Though no swine flu case has been reported from Motihari district or West Champaran district so far, preparations made in that regard by district hospitals at both places were almost negligible. 'Both district hospitals have been only provided with some masks,' said a source.
Shri Krishna Medical College and Hospital superintendent G.K. Thakur, however, claimed that the hospital was fully prepared to tackle swine flu cases. 'A 10-bed isolation ward has been created. The health department has provided us a packet of 100 anti-flu capsules, 100 masks and other kits of viral media.'
Thakur added: 'Two suspected cases of swine flu from the district have come to the fore but both the patients were referred to Rajendra Memorial Research Institute of Medical Sciences for the confirmatory test there.'
Health secretary Brajesh Mehrotra could not be reached despite repeated attempts.
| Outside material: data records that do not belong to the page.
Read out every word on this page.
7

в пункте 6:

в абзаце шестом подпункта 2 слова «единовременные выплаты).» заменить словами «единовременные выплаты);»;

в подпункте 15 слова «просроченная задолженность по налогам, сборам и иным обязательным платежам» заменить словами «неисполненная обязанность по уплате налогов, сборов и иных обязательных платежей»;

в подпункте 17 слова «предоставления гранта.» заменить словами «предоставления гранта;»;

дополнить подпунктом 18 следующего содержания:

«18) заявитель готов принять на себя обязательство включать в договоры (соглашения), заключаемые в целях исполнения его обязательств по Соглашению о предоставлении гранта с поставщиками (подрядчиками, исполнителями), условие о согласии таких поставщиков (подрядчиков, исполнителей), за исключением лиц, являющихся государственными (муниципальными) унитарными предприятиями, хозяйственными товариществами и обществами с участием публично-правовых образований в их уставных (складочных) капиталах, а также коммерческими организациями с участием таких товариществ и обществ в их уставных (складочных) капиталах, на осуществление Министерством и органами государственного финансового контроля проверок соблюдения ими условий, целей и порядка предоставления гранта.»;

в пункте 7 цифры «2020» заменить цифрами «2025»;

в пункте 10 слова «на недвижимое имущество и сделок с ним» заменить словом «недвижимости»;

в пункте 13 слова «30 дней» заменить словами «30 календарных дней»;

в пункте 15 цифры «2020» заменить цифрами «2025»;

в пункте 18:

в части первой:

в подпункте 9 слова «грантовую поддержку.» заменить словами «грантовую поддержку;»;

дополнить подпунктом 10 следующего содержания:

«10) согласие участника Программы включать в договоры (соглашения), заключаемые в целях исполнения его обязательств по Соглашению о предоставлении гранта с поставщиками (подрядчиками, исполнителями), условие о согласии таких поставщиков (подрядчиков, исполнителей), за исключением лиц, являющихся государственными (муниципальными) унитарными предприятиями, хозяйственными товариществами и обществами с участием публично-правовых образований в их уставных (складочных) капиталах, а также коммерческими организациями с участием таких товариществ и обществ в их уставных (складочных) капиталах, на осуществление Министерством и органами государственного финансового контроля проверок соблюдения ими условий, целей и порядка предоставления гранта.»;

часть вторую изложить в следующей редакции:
Patna civil surgeon K.K. Mishra said district magistrate Abhay Kumar Singh convened a meeting in which the preparedness of government hospitals was discussed. 'Most patients we have received so far fall in the A and B categories. Their condition was not critical when diagnosed with the flu. Many patients have started recovering. But they might feel weak for a week. Loss of appetite might be seen in such people,' Mishra added.